I found the storyline intriguing. Emily Farraday, the daughter of a diplomat, finds after the marriage of her father being shipped off to finishing school. En route she is informed that her father has died and she is penniless and has to go into service at a doctor’s premises to pay her fathers debts. The Father in turn is told that his daughter has died, shot in the head by a poacher. He is presented with a body wearing his daughter’s jewellery. Emily captive in the doctor’s house meets Kane, a badly burnt and disfigured violinist who has confined himself in the cellar. Also kept captive in the cellar is a woman, Briony, whose husband has declared her insane so he can carry on affair. Together with Briony’s brother’s help (who has been alerted by Phin, Emily’s unknown Chinese half sister) they escape but not without having to kill another servant. Being wanted for murder they take passage on a boat to New York. Eventually they all end up in San Francisco along with the wicked step mother Tonia. Believe me it was a good yarn.

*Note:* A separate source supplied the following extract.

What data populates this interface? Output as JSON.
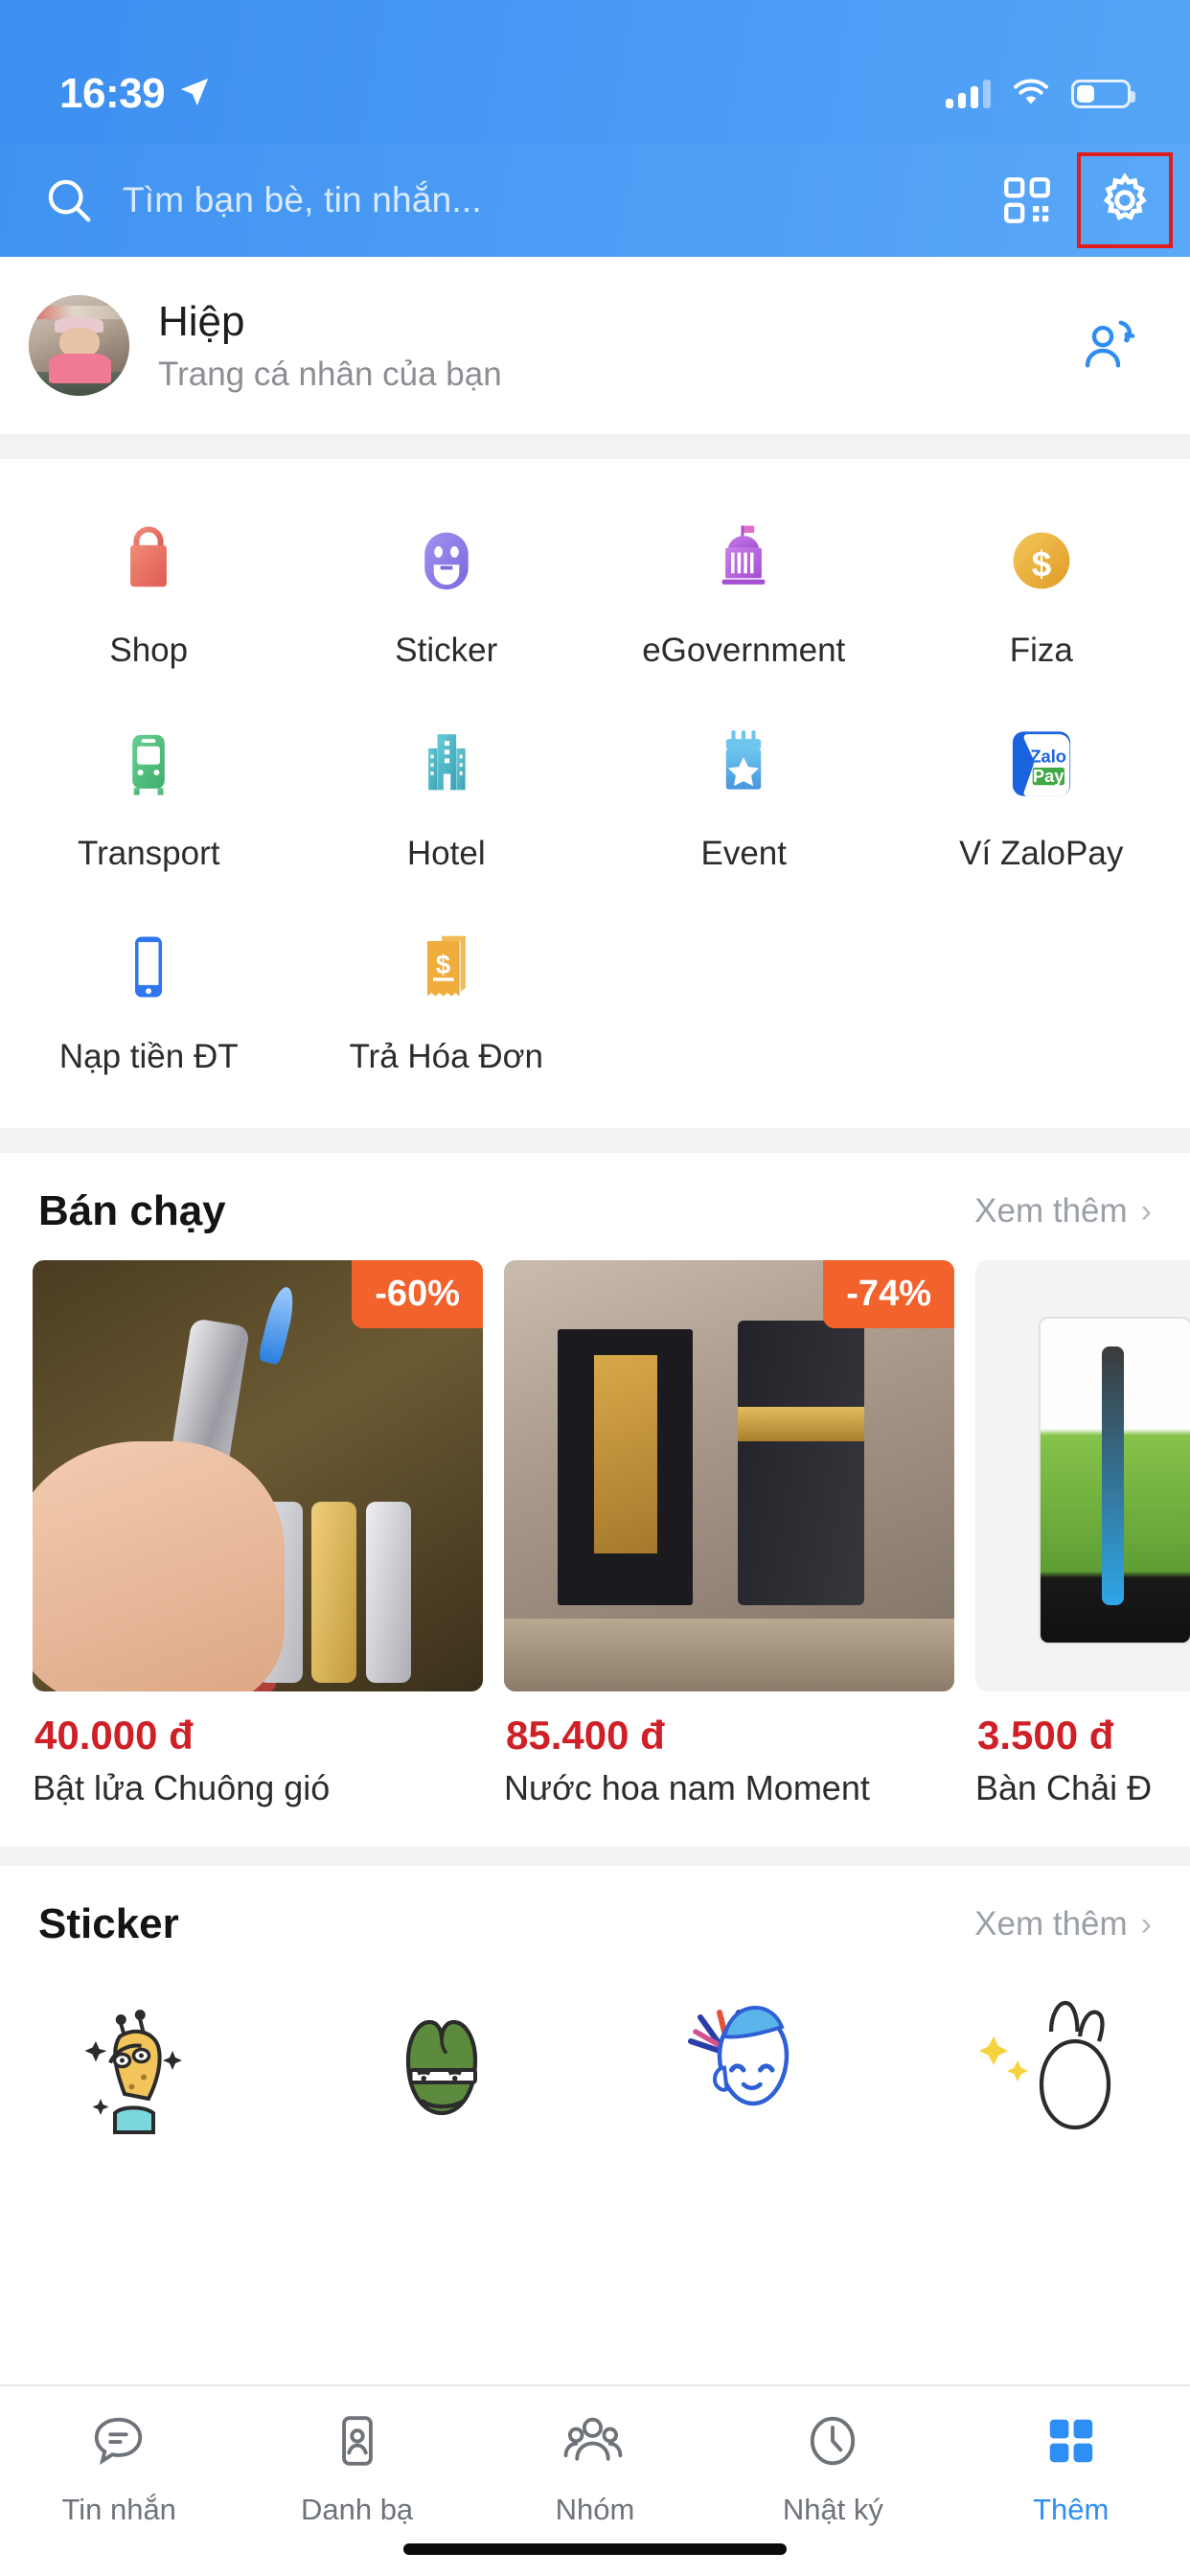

What I did find fascinating however was the history of America. The boat’s arrival coincided with the Mexican/American war. I’m ashamed to say that I had no idea before reading this book that California used to be part of Mexico. The descriptions of San Francisco in the 1840s were vivid. It was a social history of a place that I had not previously read anything about and I found the descriptions of Chinese prostitutes kept in cages, floating stores in the harbour, the vigilantes and thugs roaming the streets and much more including the fires that ravaged the town riveting. So much so that it led me to want to know more. With the small amount of research I have done since reading the book I believe that Sinclair did her own research properly.
I had never heard of the author prior to reading this book but those of you that live in America may well have done. Sinclair is a pen name of Joan Dial who is a prolific author who writes under a number of pen names and a number of different genres. This book I would suggest is a hybrid of several genres.